Quicksilver Resources Inc. has a market cap of $2.21 billion; its shares were traded at around $12.99 with a P/E ratio of 13.39 and P/S ratio of 2.66. KWK is in the portfolios of Ruane Cunniff of Ruane & Cunniff & Goldfarb Inc, Columbia Wanger of Columbia Wanger Asset Management, Steven Cohen of SAC Capital Advisors, Jim Simons of Renaissance Technologies LLC.
Highlight of Business Operations: In May 2010, we completed the acquisition of an approximate 25% working interest in our company-operated Lake Arlington Project. We acquired the additional working interests in the Lake Arlington Project, subject to customary adjustments as provided in the purchase agreement, for which we conveyed $62.0 million in cash and 3,619,901 of the BBEP common units we owned to the seller on the date of closing. The acquired interests include proved natural gas reserves of approximately 125 Bcf of which 82% are proved developed. We expect to finalize adjustments to the purchase price in the third quarter of 2010. As a result of our conveyance of the 3.6 million BBEP common units for the acquired properties, we recognized a $35.4 million gain as other income in the second quarter of 2010.
In April 2010, we finalized a global settlement agreement with BBEP and all other parties to our lawsuit whereby we received $18.0 million in cash. Pursuant to the agreement, we retained full voting rights for our units held in BBEP subject to the provisions of a limited standstill agreement and the ability to name two directors to the board of directors of BBEPs general partner. BBEP also agreed to the reinstitution of the BBEP quarterly distributions and other governance accommodations. The $18.0 million settlement was recognized as other income in the second quarter of 2010. Additionally, we received a quarterly distribution of $8.0 million for the first quarter of 2010. Completion of the Lake Arlington acquisition in May 2010 reduced our ownership of BBEP to 33%.
In July 2010, we entered into a purchase agreement to sell all of our interests in KGS to Crestwood.
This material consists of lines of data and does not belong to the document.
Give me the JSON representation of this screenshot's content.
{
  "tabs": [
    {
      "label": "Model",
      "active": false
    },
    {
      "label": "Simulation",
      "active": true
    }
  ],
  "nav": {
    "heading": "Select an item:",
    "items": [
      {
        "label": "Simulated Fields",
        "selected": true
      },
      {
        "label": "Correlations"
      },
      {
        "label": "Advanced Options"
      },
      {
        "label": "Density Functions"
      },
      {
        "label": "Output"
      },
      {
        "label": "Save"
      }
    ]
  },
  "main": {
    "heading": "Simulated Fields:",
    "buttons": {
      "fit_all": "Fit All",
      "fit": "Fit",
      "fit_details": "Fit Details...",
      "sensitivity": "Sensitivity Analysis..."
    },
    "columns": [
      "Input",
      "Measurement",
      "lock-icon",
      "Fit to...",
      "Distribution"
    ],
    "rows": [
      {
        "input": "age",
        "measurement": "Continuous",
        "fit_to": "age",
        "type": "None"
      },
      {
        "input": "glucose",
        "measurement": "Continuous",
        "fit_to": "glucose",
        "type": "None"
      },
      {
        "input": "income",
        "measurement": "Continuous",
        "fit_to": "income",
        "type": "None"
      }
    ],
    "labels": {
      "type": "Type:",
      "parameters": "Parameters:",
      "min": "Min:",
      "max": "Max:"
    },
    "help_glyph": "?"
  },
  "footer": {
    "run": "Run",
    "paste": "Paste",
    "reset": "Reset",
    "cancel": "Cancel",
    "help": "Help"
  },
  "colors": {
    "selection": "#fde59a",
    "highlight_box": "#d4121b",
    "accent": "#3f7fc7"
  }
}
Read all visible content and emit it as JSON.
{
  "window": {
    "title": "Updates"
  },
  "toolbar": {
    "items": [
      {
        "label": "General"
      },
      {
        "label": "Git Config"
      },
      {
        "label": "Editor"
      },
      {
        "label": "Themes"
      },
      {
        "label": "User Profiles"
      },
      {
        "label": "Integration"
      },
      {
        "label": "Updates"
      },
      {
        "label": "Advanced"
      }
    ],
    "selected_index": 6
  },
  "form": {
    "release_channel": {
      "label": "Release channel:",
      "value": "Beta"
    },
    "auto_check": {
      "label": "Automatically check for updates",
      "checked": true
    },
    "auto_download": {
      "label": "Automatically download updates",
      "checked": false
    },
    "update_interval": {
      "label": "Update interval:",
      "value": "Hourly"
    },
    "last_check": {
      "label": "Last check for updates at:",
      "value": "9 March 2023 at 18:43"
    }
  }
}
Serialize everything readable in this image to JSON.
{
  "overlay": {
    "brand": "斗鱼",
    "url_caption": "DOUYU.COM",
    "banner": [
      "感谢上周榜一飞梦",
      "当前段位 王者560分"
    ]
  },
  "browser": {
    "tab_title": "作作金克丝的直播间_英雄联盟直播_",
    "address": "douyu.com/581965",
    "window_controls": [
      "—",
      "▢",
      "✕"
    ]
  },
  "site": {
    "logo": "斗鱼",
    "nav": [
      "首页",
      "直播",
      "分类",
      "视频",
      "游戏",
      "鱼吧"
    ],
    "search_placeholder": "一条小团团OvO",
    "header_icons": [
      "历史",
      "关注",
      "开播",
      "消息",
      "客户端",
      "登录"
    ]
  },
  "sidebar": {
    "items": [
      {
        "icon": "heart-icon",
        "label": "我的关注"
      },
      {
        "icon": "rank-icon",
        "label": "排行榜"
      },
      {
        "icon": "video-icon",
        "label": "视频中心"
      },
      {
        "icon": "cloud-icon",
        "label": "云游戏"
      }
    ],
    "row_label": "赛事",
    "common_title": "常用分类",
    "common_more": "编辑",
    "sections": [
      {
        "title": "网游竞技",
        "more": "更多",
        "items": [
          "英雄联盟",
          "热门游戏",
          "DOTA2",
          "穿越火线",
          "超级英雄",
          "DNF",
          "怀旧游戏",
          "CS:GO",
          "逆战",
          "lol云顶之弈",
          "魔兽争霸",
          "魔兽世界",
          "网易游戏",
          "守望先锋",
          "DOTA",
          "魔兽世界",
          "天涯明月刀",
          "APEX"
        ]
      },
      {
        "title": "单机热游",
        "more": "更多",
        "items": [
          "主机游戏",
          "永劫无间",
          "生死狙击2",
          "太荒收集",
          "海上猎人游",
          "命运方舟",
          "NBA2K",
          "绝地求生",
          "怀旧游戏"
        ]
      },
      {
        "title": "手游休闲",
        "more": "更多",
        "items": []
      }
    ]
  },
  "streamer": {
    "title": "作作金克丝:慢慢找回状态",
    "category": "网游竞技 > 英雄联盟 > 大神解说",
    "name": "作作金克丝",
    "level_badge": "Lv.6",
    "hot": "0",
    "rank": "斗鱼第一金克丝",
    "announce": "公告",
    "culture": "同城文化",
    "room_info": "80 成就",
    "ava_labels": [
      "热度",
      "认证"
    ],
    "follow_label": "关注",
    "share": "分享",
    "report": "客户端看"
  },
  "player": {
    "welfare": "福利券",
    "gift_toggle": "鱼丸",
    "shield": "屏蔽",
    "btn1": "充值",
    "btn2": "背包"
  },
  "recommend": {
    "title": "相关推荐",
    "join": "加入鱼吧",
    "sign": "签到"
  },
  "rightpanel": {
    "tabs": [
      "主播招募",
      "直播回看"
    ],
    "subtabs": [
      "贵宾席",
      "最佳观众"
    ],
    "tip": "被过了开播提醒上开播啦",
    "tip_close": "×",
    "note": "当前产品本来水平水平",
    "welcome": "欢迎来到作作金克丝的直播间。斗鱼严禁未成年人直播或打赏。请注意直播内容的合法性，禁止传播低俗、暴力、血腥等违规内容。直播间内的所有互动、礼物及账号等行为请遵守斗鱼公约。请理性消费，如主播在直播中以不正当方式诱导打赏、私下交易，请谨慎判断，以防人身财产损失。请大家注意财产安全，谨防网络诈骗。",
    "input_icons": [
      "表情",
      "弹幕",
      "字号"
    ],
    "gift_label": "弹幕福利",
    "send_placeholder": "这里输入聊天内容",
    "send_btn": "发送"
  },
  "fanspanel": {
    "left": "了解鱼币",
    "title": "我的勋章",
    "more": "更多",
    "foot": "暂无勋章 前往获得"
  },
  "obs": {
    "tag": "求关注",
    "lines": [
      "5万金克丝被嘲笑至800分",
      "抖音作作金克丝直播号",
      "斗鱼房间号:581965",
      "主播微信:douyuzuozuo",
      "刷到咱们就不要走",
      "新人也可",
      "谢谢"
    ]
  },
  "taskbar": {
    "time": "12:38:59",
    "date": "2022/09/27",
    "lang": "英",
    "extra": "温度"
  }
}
The Crestwood Transaction will include the sale of a 100% ownership interest in Quicksilver Gas Services Holdings LLC, which owns (a) 5,696,752 common units of KGS, (b) 11,513,635 subordinated units of KGS representing limited partner interests in KGS and (c) 100% of the outstanding membership interests in Quicksilver Gas Services GP LLC including 469,949 general partner units in KGS and 100% of the outstanding incentive distribution rights in KGS. Crestwood will also purchase a $57 million subordinated promissory note issued to us by KGS. We expect to receive $701 million in cash at closing and up to $72 million in future earn-out payments in 2012 and 2013. The Crestwood Transaction is expected to close in the fourth quarter 2010, subject to customary closing conditions.
Commodity prices, drilling and well completion costs and access to capital and services are the most significant drivers of our business. As of the date of this report, natural gas prices have remained depressed and we continue to focus on ways to optimize our 2010 capital program. Our 2010 capital program will also be influenced by the closing of the Crestwood Transaction, which will cause us to reduce our midstream program and to possibly redirect additional capital toward our exploration and production activities. We currently expect that our 2010 capital program will total approximately $470 million, excluding acquisitions. Our focus remains on the continued development of our properties in the Barnett Shale and exploration in the Horn River and Greater Green River Basins. For 2010, we expect to spend approximately $393 million for exploration and development activities. Our 2010 capital program has $75 million for midstream facilities of which $22 million will be spent in the Horn River Basin in Canada and $53 million will be spent in the U.S. directly by KGS prior to the closing of the Crestwood Transaction. On a regional basis, approximately $390 million is forecasted to be spent in Texas to drill approximately 80 net wells on operated properties, to complete and tie-in approximately 105 net wells and on midstream infrastructure. Canadian spending for 2010 is forecasted to be approximately $73 million chiefly to explore the Horn River Basin and develop midstream infrastructure and, to a lesser extent, maintain current production levels in our CBM projects in Alberta. The remaining capital program is spread among our other operating areas.
Utilization of derivatives to hedge our sales of natural gas, NGL and crude oil resulted in realized prices that varied from market prices received from the sale our production. Our production revenue from natural gas, NGL and oil production was $70.4 million and $88.2 million higher because of our hedging activities for the 2010 quarter and the 2009 quarter, respectively.